Advances in telephony will likewise help push things along. As I recently pointed out, we need not -- and should not -- wait for ubiquitous VoIP in order to begin making better use of our audio data. Adam Curry gives a great example in the September 28 installment of The Daily Source Code: in a two-minute segment (staring at 19:58) he explains how and why interviewees can turn the tables on their interviewers. As a frequent interviewer and occasional interviewee, I agree. Increasingly the "tape recorder" can, and should, be running on both ends of the call. As a result we'll have more transparency and better information. Adam says in that clip:

I want to have the right to put that source code [i.e., the audio data] on the Internet. No-one has rejected me so far, and I also have never put the source code of the interview on the Internet, because there was no need to. But boy, do they really drill down on their facts and do their checking.

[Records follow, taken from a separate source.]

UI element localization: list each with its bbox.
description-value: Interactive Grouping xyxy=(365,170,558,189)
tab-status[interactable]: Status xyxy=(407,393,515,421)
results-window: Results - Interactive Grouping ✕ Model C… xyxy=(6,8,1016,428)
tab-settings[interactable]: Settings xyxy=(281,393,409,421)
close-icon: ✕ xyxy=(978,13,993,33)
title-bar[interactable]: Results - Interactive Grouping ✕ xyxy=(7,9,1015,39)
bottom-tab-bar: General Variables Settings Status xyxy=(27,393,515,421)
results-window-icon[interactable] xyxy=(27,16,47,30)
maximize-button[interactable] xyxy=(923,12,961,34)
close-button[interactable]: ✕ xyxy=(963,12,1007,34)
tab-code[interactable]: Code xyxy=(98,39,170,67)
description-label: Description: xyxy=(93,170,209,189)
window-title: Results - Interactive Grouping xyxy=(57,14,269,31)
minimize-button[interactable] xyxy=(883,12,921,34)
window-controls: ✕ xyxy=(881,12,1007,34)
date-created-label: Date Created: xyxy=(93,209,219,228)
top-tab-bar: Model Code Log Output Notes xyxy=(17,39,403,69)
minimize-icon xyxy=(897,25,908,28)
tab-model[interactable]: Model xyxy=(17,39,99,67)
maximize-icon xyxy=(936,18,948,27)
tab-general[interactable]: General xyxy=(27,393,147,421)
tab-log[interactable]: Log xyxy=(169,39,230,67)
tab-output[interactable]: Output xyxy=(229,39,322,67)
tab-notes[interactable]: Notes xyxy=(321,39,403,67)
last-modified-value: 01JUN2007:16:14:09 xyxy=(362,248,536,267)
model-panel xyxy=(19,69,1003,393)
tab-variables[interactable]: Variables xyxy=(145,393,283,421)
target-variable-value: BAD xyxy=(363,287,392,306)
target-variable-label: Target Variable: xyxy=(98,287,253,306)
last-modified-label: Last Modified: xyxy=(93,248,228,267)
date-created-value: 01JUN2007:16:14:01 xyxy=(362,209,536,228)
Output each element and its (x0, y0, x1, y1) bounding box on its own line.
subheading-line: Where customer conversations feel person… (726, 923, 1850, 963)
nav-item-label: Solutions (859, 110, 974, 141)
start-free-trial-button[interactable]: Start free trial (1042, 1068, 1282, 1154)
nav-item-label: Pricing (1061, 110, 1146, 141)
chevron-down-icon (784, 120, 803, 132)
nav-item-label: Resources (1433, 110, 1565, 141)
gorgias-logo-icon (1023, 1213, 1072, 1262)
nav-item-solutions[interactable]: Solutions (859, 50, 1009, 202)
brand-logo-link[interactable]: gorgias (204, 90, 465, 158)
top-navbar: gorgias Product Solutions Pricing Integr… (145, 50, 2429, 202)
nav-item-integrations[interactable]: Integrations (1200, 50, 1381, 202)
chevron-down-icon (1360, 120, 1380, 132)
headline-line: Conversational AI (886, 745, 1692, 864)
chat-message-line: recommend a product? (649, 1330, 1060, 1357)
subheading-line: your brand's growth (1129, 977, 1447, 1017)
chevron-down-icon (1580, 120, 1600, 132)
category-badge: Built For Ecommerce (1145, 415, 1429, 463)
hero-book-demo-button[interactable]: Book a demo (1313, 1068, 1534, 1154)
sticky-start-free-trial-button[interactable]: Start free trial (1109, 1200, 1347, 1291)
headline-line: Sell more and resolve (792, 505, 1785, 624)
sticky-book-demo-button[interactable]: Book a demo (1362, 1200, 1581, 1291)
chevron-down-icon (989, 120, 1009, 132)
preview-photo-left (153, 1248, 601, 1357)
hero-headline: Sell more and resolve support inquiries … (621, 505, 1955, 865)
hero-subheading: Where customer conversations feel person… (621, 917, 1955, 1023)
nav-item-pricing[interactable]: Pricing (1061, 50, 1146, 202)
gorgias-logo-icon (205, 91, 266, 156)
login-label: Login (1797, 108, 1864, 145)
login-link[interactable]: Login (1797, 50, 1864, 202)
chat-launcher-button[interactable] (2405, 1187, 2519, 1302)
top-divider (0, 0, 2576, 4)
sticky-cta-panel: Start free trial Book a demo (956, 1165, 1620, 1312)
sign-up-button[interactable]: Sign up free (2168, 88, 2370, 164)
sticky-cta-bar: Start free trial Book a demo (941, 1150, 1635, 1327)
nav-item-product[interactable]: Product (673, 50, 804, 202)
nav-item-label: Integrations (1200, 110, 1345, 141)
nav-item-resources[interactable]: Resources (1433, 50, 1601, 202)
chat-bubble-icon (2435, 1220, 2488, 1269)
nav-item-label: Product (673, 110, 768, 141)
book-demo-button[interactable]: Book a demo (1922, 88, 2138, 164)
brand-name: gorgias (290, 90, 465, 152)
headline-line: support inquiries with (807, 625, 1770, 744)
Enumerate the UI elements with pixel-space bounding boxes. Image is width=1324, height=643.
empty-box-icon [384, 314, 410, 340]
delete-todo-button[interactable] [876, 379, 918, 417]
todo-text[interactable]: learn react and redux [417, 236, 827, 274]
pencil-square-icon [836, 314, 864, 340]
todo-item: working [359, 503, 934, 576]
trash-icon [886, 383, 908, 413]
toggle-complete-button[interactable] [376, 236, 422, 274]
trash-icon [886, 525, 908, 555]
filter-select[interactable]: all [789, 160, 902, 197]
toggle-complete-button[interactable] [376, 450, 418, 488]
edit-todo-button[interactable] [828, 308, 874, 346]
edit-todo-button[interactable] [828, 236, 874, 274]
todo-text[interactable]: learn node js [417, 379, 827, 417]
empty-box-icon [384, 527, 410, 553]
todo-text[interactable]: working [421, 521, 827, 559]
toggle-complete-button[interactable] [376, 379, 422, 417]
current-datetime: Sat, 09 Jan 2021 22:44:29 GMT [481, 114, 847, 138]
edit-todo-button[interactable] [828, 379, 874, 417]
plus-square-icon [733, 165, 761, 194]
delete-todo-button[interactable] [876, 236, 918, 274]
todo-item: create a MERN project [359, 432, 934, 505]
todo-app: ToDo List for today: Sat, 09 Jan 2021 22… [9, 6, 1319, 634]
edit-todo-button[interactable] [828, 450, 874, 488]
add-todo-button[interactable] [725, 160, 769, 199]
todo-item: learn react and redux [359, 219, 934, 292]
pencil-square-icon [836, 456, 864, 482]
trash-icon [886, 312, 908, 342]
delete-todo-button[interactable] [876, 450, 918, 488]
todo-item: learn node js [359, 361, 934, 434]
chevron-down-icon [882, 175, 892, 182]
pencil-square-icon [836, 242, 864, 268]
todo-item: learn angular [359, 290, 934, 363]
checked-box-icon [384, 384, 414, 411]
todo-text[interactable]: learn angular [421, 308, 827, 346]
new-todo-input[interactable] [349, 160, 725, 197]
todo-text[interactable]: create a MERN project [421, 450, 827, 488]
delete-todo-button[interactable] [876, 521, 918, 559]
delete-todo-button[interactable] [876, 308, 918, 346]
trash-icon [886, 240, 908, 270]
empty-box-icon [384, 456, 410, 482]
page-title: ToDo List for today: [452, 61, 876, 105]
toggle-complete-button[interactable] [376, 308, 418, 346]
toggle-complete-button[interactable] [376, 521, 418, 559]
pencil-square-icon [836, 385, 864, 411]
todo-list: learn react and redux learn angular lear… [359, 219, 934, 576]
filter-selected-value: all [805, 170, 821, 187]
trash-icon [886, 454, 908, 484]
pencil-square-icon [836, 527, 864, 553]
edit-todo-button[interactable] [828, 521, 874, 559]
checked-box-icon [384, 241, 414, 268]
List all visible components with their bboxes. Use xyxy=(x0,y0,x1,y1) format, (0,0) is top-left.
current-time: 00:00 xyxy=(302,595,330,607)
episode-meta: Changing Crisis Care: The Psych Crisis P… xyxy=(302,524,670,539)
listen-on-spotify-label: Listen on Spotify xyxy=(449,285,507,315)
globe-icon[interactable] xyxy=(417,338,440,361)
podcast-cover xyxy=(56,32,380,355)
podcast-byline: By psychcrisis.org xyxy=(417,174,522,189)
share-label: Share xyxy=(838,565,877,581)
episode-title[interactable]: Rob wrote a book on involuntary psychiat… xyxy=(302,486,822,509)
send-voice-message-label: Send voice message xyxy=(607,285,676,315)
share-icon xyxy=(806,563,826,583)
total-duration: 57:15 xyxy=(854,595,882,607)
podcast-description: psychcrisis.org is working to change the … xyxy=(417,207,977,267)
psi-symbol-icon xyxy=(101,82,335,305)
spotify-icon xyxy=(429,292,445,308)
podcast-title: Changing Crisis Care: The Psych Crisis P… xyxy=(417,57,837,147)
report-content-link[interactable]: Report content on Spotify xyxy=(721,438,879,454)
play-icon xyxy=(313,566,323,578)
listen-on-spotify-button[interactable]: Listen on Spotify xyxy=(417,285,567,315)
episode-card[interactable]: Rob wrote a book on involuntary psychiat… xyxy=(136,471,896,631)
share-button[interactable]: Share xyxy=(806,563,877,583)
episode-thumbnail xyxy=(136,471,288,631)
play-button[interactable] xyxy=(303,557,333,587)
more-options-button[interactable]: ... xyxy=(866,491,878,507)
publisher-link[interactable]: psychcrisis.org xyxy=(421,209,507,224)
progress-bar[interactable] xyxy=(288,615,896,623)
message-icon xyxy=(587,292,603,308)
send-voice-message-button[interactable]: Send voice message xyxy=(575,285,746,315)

Customer service calls are a variant of this scenario. How many times have you heard this? "Your call may be recorded in order to assure quality customer service." Lately I'm starting to repeat the line back to them and then start recording on my end too. If you can pinpoint what an agent said on a previous call, you can alter the balance of power. That can be more than just a convenience. If you're a cancer patient negotiating the insurance reimbursement maze, for example, you need every advantage you can get.

Entertainment is the tail that usually wags this dog, but I've got a hunch that personal productivity -- or maybe I should say empowerment -- will also emerge as a driving force. Meanwhile it's great to know that the raw materials needed to create the necessary tools are available in the open source commons.